O Sector Empresarial Público (SEP) actua sobre um campo fértil e de inúmeras oportunidades, o que lhe permite semear e colher em todas as áreas, além de criar espaços de crescimento contínuo à classe, segundo afirmou o Vice-presidente da República, Manuel Domingos Vicente.

No seu discurso de abertura do primeiro fórum de negócios, realizado em Luanda, entre os dias 2 e 3, pelo Instituto para o Sector Empresarial Público (ISEP), Manuel Domingos Vicente lembrou que as unidades participadas pelo Estado devem ser rentáveis. Para tal, o Vice-presidente apelou a uma maior dinamização das empresas, afim de garantir-se que, gradualmente, ocorra uma diminuição das alocações financeiras feitas pelo Executivo por via do Orçamento Geral do Estado (OGE), o que permitiria que estas receitas fossem reforçar outras áreas sociais mais carenciadas.

“Não obstante a inserção notória de grupos empresariais privados cada vez mais fortes no mosaico angolano, algumas empresas públicas já demonstram capacidade comprovada no seu histórico para competir com aquelas em pé de igualdade”, disse.

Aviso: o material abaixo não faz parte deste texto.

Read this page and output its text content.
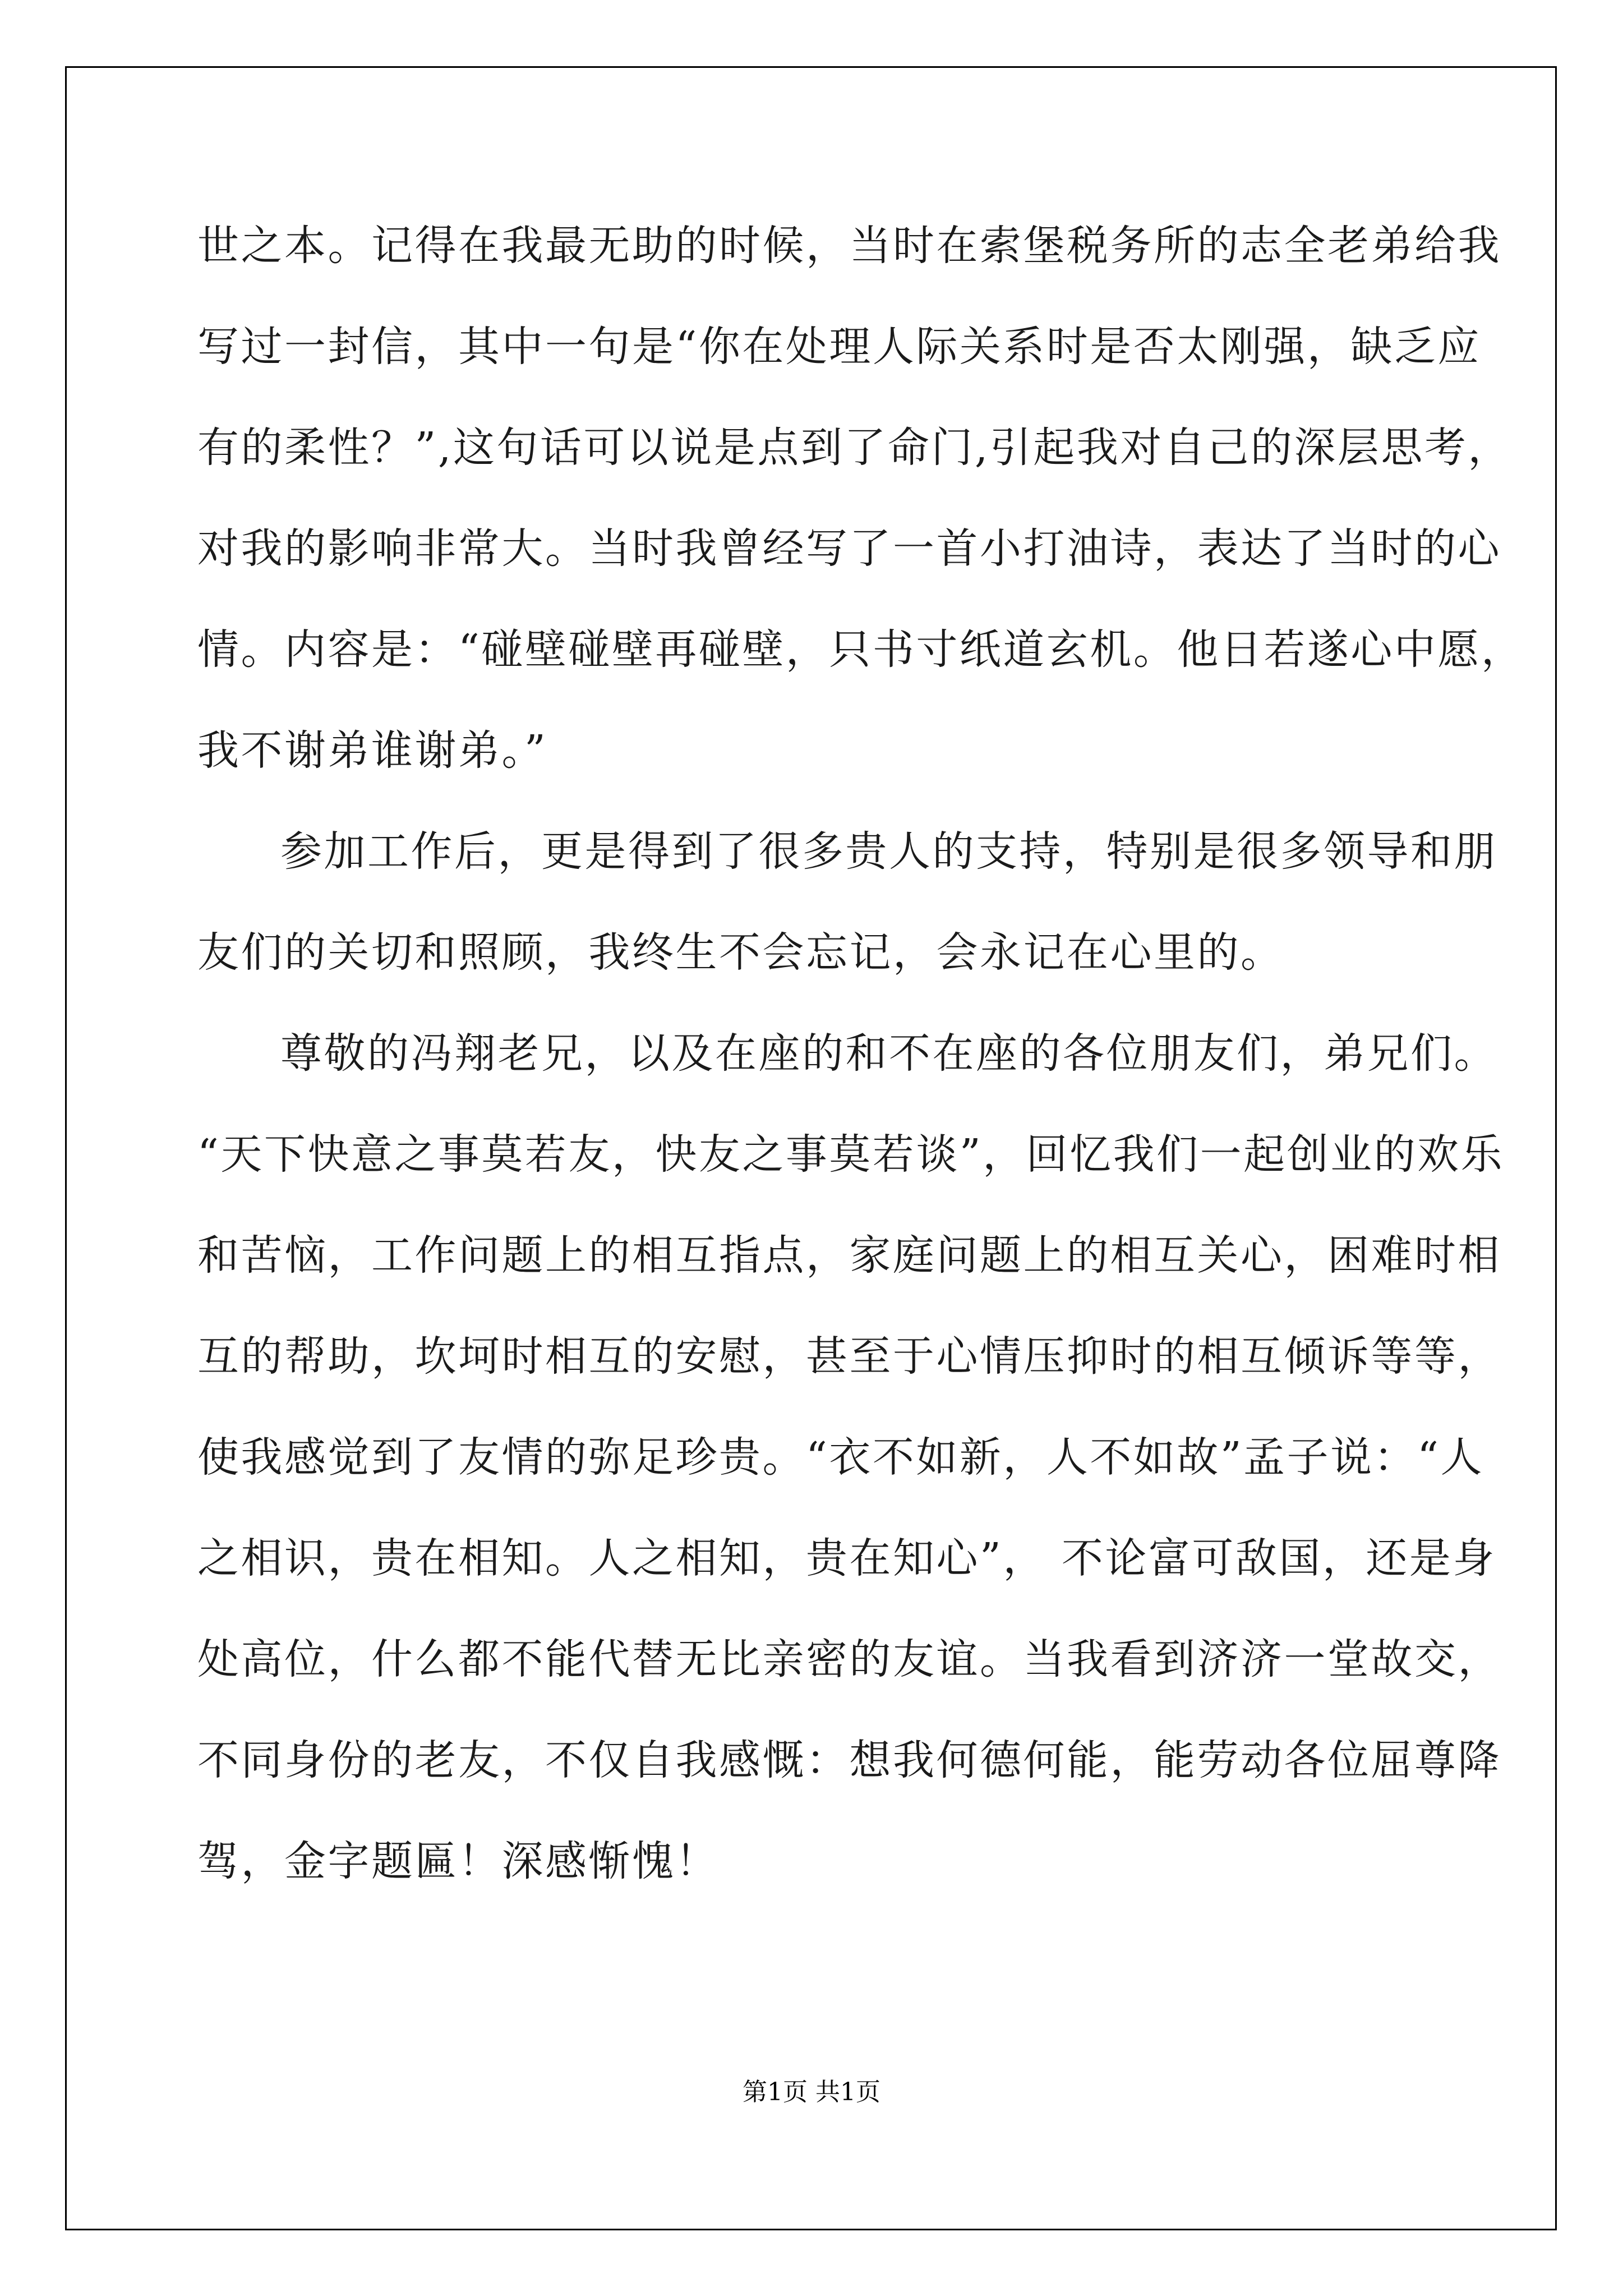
世之本。记得在我最无助的时候，当时在索堡税务所的志全老弟给我
写过一封信，其中一句是“你在处理人际关系时是否太刚强，缺乏应
有的柔性？”,这句话可以说是点到了命门,引起我对自己的深层思考，
对我的影响非常大。当时我曾经写了一首小打油诗，表达了当时的心
情。内容是：“碰壁碰壁再碰壁，只书寸纸道玄机。他日若遂心中愿，
我不谢弟谁谢弟。”
参加工作后，更是得到了很多贵人的支持，特别是很多领导和朋
友们的关切和照顾，我终生不会忘记，会永记在心里的。
尊敬的冯翔老兄，以及在座的和不在座的各位朋友们，弟兄们。
“天下快意之事莫若友，快友之事莫若谈”，回忆我们一起创业的欢乐
和苦恼，工作问题上的相互指点，家庭问题上的相互关心，困难时相
互的帮助，坎坷时相互的安慰，甚至于心情压抑时的相互倾诉等等，
使我感觉到了友情的弥足珍贵。“衣不如新，人不如故”孟子说：“人
之相识，贵在相知。人之相知，贵在知心”， 不论富可敌国，还是身
处高位，什么都不能代替无比亲密的友谊。当我看到济济一堂故交，
不同身份的老友，不仅自我感慨：想我何德何能，能劳动各位屈尊降
驾，金字题匾！深感惭愧！
第1页 共1页
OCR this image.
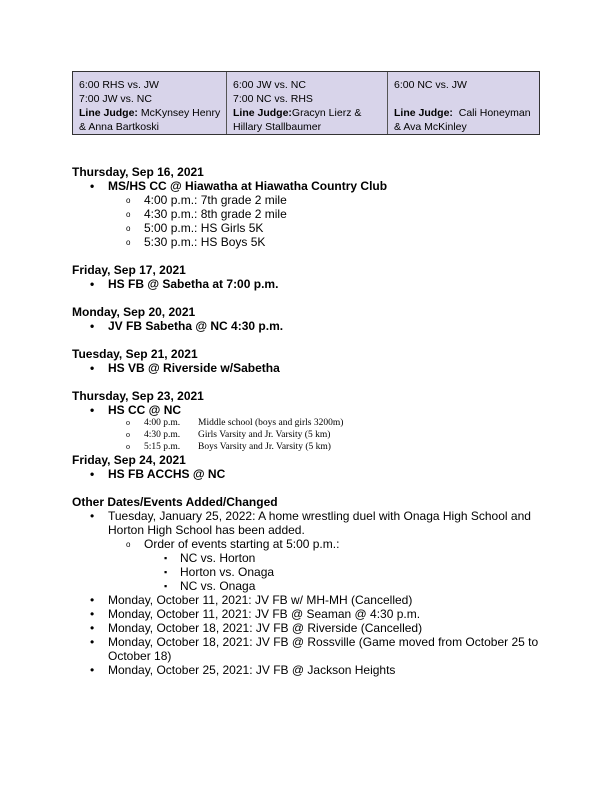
6:00 RHS vs. JW
7:00 JW vs. NC
Line Judge: McKynsey Henry & Anna Bartkoski
6:00 JW vs. NC
7:00 NC vs. RHS
Line Judge:Gracyn Lierz & Hillary Stallbaumer
6:00 NC vs. JW
Line Judge:  Cali Honeyman & Ava McKinley

Thursday, Sep 16, 2021

• MS/HS CC @ Hiawatha at Hiawatha Country Club
o 4:00 p.m.: 7th grade 2 mile
o 4:30 p.m.: 8th grade 2 mile
o 5:00 p.m.: HS Girls 5K
o 5:30 p.m.: HS Boys 5K

Friday, Sep 17, 2021

• HS FB @ Sabetha at 7:00 p.m.

Monday, Sep 20, 2021

• JV FB Sabetha @ NC 4:30 p.m.

Tuesday, Sep 21, 2021

• HS VB @ Riverside w/Sabetha

Thursday, Sep 23, 2021

• HS CC @ NC
o 4:00 p.m. Middle school (boys and girls 3200m)
o 4:30 p.m. Girls Varsity and Jr. Varsity (5 km)
o 5:15 p.m. Boys Varsity and Jr. Varsity (5 km)

Friday, Sep 24, 2021

• HS FB ACCHS @ NC

Other Dates/Events Added/Changed

• Tuesday, January 25, 2022: A home wrestling duel with Onaga High School and Horton High School has been added.
o Order of events starting at 5:00 p.m.:
▪ NC vs. Horton
▪ Horton vs. Onaga
▪ NC vs. Onaga
• Monday, October 11, 2021: JV FB w/ MH-MH (Cancelled)
• Monday, October 11, 2021: JV FB @ Seaman @ 4:30 p.m.
• Monday, October 18, 2021: JV FB @ Riverside (Cancelled)
• Monday, October 18, 2021: JV FB @ Rossville (Game moved from October 25 to October 18)
• Monday, October 25, 2021: JV FB @ Jackson Heights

Como repto às empresas, o governante apelou a que estas possam de forma consistente apostar num amplo programa de formação dos quadros para permitir que os desafios e as oportunidades que se apresentam reflictam a evolução e as mutações observadas no país.

Manuel Domingos Vicente disse, igualmente, que no Plano Nacional de Desenvolvimento 2013-2017 consta a estratégia do Executivo de reestruturação e redimensionamento das empresas públicas com a finalidade de tornar estas unidades eficientes, produtivas e rentáveis.

Atendendo à definição de objectivos, a celebração de contratos-programas com os gestores das empresas públicas continuará a servir de orientador aos investimentos efectuados.

Desempenho notável
O desempenho da economia angolana, nos últimos tempos, tem sido bastante notável, favorecida também pelo clima macroeconómico estável e que demonstra-se pela estabilização da inflação abaixo dos 10 por cento e taxas de crescimento real média de cerca de nove por cento.

À dependência do sector petrolífero, o saldo superavitário de 7,7 por cento do Produto Interno Bruto em 2012 junta-se ao saldo da conta corrente da balança de pagamentos para ilustrar os progressos económicos alcançados.
O fornecimento de bens públicos e cumprimento da sua função social assentam-se na necessidade de se assegurar a sustentabilidade económica e financeira das empresas, estratégia definida no Plano Nacional de Desenvolvimento.

Desde logo, o Plano Nacional de Desenvolvimento inscreve como prioridade para as empresas do Sector Empresarial Público o aumento da produtividade que deverá passar de 20 para os 30 por cento em 2014 e atingir os 50 por cento até 2017. No que se refere à rentabilidade dos capitais, pretende-se que estes aumentem de cinco para os 20 por cento, sendo que os apoios financeiros prestados pelo Estado deverão ser reduzidos em 50 por cento.

Uma das maiores preocupações, quando se discute o desempenho das empresas públicas, está centrada na prestação de contas, que embora com a regularidade dos últimos tempos e, grandemente, dinamizada com a criação do Instituto para o Sector Empresarial Público (ISEP) pelo Ministério da Economia, ainda é feita de forma deficiente. Os parceiros, sobretudo as instituições financeiras, centram a sua preocupação na ausência de transparência nas contas e reservas apresentadas pelos auditores. O Executivo quer responder a esta preocupação de forma rigorosa e definiu para 2017 uma cifra de 100 por cento.